In the latest of records to fall within the wholesale market for European natural gas, Belgium's Zeebrugge spot basis spread to the UK has reached its highest-ever level, triggering the greatest gas export the UK has ever seen. Symptomatic of Continental European influence on this summer's record-breaking bull run, the spot basis spread swelled as Europe gasped for extra injection volume ahead of winter delivery, which begins in under two days time. Belgium's Zeebrugge physical trading hub closed Sept. 28 at a 30 pence/therm premium to the British NBP for day-ahead delivery on gas day Sept. 29, according to the Platts Market on Close assessment process. Nomination data from Platts Analytics for Sept. 29 confirmed the effect this had on UK exports to the Continent, with all pipeline deliveries from the country to the EU scheduled to deliver 73.61 million cu m/d of volume through the Belgian IUK, Dutch BBL and Irish Moffat pipeline interconnectors. The UK has experienced a sudden glut of natural gas following the completion of this year's pandemic-delayed Norwegian summer maintenance schedule, with exports to the UK topping 100 million cu m/d for the first time since May. Without no other demand center with which to utilize these volumes, the NBP spot remained subdued compared to its Continental counterparts, who saw spot prices continue to soar further as the rush to inject goes right to the wire.

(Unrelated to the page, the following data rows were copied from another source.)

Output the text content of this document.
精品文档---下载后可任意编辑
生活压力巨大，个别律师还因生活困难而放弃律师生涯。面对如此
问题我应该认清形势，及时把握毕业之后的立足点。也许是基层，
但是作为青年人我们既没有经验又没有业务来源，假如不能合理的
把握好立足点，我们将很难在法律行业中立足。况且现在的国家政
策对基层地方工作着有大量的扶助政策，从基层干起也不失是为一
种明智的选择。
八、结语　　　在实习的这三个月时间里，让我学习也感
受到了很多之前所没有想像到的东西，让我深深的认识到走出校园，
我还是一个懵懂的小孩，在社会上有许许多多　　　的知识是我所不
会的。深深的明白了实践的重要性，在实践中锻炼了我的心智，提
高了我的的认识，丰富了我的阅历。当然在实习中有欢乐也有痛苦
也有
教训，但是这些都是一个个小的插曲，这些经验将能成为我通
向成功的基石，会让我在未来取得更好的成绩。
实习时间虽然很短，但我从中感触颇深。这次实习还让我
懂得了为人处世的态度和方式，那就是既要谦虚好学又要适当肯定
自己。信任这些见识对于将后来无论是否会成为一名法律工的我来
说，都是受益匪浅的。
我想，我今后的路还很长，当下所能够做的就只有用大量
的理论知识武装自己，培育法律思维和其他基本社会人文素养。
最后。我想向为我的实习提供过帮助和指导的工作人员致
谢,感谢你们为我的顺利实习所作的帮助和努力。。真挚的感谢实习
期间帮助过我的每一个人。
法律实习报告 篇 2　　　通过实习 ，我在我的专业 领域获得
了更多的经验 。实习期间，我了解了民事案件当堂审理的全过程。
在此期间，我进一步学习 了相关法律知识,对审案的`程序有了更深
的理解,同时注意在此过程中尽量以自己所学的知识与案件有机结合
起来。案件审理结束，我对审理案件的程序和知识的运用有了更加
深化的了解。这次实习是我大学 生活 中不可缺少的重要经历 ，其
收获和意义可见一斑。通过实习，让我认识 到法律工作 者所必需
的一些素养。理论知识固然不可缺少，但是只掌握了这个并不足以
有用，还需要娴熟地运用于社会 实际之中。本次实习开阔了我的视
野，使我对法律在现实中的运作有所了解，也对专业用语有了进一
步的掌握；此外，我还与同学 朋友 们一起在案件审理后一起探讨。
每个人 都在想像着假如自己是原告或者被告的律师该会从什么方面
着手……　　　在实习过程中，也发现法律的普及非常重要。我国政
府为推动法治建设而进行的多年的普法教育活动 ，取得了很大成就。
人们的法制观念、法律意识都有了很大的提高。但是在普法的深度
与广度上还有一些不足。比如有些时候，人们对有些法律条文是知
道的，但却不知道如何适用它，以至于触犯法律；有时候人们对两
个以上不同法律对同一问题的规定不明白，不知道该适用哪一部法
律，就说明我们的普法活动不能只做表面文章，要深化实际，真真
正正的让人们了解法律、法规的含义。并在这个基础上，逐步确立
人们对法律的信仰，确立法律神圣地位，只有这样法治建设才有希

Indeed, without any other alternative itself and a planned reduction in Russian flows due in October, Continental European shippers turned in their droves to the UK as their last resort for injection feedstock. Such has been the surge in interest in relatively, if not absolutely, cheap gas in the UK from Europe, spot export capacity on the IUK pipeline between the UK and Belgium has been completely sold out for the last four gas days, data from the operator showed. Partly helping the record high in export was the reverse functionality of the Dutch BBL pipeline, which became bi-directional in later summer 2019. Assisting the basis spread between Belgium and the UK was the expiry of most long-term transportation contracts on the IUK pipeline in September 2018, meaning that shippers wishing to use the pipeline would need to purchase capacity to do so, as well as paying transportation fees in origin, destination and pipeline networks. This increase in cost was exacerbated further by the October 2020 abolition of the "shorthaul" transit tariff in the UK, which shippers used to utilize in order to drastically reduce costs in using continental transport by supplying it with gas sourced from entry locations, rather than the NBP. Shippers would, therefore, need to realize a much larger locational arbitrage between the two countries in order to cover the costs of transit, although a 30 p/th differential is somewhat inflated compared to these costs.
Neither way
In terms of absolute spread value, the Zeebrugge spot basis has been as wide as 30.75 p/th in the negative, meaning the NBP would have been the premium hub and flows in the other direction would have been initiated. It achieved this in Winter 2005, amid a similar NBP price environment, but prior to the commissioning of the Dutch BBL and Norwegian Langeled export pipelines. In either direction, the Zeebrugge basis has seldom come close to these levels, given the greater interconnection between the UK, Norway and Continental Europe, underlining the extraordinary circumstance the European gas market finds itself in today. October is set to see a reduction in European imports from Russia, as capacity booking on the Yamal transit into Germany are barely a third of what they are now, and the second phase of the Russia-Ukraine accord prescribes a lower capacity volume this year compared to the last, with both well short of overall technical capability. It appears that this potential deficit is unlikely to be resolved by UK flows to the continent, with just 270,000 cu m/d of additional UK export capacity booked on the IUK for most days in October so far. A total of 11.8 million cu m/d has been sold for transit on gas days between Oct. 2-3, effectively a weekend contract. There are reports that the UK could see a surge in LNG arrivals from October, as a result of hedging behavior on winter contracts and a purposeful bidding-up to this end. This could stimulate further interest in spot capacity going forward should it compress the NBP prices in the same way. As things stand, however, shippers may be reluctant to flow in either direction, as continental Europe's injection season comes to an end, and it could seek to retain every last molecule of gas for itself.